VANCOUVER -- International Women's Day is marked in a lot of different ways around B.C. and around the world. One of the more unusual events happened in Victoria on Saturday, where volunteers jammed a BC Transit bus full of menstrual products.

The event was part of the United Way's "Period Promise" campaign, which advocates for increased availability - and affordability - of menstrual products.

"The idea is that periods are a fact of life and people should not have to choose between feeding themselves and menstrual products," said organizer Jennifer Young, of the United Way of Greater Victoria.

Young said the group's goal was to collect 100,000 units - pads and tampons - which will be distributed at transition houses and youth shelters throughout Greater Victoria.

"I think it's an aspect of poverty that we don't really think about," said Young. "If you're struggling in poverty or struggling with homelessness, this is something that is really unaffordable and it's a barrier for people."

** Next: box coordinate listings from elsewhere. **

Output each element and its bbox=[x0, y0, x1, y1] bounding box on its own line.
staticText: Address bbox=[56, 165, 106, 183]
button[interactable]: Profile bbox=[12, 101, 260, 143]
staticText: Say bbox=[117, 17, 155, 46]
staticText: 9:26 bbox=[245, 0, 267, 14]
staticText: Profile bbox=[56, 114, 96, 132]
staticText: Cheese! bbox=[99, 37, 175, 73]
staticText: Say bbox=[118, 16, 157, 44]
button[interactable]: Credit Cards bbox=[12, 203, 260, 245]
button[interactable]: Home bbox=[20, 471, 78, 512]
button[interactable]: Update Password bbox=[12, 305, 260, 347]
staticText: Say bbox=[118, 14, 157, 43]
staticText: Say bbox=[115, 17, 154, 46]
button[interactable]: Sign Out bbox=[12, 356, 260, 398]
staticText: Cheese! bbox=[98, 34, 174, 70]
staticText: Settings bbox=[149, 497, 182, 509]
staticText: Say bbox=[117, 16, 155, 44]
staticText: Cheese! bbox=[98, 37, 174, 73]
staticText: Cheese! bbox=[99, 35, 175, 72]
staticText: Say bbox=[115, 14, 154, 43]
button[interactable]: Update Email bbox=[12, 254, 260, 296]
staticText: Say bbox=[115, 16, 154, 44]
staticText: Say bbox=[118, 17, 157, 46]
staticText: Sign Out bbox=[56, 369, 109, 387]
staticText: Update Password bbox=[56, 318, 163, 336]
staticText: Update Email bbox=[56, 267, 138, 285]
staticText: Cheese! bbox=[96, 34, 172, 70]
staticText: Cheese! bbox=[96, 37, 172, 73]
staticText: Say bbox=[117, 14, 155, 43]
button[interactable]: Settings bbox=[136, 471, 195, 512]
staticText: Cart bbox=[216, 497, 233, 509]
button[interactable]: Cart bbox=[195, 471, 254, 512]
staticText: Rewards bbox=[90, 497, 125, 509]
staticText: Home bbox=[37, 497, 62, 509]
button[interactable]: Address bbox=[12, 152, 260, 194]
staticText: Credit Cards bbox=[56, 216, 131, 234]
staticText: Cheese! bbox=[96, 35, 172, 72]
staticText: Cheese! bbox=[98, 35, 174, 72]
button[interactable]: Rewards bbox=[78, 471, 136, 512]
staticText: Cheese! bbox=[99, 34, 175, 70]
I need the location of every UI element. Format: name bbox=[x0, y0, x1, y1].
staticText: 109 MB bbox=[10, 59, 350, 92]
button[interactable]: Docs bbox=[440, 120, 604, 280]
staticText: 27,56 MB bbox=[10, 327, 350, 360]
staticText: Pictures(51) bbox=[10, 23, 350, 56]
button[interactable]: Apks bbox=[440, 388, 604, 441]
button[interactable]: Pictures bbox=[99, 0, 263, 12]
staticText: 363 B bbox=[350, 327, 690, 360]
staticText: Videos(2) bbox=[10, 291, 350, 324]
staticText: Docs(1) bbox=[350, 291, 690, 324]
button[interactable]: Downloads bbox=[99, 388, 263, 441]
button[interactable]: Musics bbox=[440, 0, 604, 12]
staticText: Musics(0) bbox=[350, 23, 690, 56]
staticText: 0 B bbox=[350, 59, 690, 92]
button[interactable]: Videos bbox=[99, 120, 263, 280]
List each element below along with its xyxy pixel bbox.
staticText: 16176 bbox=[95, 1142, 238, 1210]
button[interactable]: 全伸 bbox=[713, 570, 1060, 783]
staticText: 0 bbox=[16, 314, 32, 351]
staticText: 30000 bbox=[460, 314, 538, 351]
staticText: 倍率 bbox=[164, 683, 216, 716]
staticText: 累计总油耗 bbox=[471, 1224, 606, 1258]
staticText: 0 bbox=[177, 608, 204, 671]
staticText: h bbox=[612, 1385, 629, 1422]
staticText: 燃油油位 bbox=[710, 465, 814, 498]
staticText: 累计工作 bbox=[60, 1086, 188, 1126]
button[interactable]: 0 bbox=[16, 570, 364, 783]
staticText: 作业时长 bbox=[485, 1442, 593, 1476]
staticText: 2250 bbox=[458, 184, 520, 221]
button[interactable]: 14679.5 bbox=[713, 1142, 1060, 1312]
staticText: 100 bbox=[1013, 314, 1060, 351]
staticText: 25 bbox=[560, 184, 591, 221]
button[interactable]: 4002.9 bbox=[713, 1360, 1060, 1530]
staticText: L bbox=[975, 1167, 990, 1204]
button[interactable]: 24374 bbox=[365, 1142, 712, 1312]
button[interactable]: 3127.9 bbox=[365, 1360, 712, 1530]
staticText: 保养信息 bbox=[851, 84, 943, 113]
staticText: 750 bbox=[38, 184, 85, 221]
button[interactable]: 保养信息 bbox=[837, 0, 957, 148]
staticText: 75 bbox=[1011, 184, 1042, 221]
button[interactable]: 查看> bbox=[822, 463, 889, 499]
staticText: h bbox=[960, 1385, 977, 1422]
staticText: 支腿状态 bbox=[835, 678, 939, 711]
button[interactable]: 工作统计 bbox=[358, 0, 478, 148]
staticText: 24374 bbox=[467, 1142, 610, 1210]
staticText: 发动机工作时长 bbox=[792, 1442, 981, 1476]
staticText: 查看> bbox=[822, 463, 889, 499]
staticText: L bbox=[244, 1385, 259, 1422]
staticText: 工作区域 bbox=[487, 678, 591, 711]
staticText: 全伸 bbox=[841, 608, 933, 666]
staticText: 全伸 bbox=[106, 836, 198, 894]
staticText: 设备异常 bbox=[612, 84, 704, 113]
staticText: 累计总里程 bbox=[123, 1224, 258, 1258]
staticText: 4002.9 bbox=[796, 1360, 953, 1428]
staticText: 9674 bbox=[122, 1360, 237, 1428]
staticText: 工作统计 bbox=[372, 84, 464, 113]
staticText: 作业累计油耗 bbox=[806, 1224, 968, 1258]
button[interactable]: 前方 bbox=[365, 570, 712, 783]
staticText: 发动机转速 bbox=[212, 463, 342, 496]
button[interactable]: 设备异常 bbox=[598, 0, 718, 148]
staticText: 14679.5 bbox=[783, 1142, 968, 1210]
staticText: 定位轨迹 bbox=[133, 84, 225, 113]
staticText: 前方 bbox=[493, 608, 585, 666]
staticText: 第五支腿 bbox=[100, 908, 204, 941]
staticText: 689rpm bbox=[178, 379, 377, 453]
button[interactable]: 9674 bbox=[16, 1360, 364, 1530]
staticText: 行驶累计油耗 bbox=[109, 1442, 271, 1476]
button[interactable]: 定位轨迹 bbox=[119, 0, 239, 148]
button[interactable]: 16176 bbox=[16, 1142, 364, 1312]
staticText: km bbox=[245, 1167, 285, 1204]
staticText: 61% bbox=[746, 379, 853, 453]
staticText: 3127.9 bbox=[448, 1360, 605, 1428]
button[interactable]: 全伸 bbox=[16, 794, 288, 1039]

In addition to providing the products for people who struggle to afford them, Young said the campaign aims to change the way society thinks about menstruation.

"We're advocating to make pads and tampons available like toilet paper," she said, noting that B.C. has been making progress on this issue in recent years.

In 2019, the City of Victoria announced that it would begin providing free menstrual products at city facilities. Similarly, the provincial government now requires all school districts to provide free access to menstrual products for students.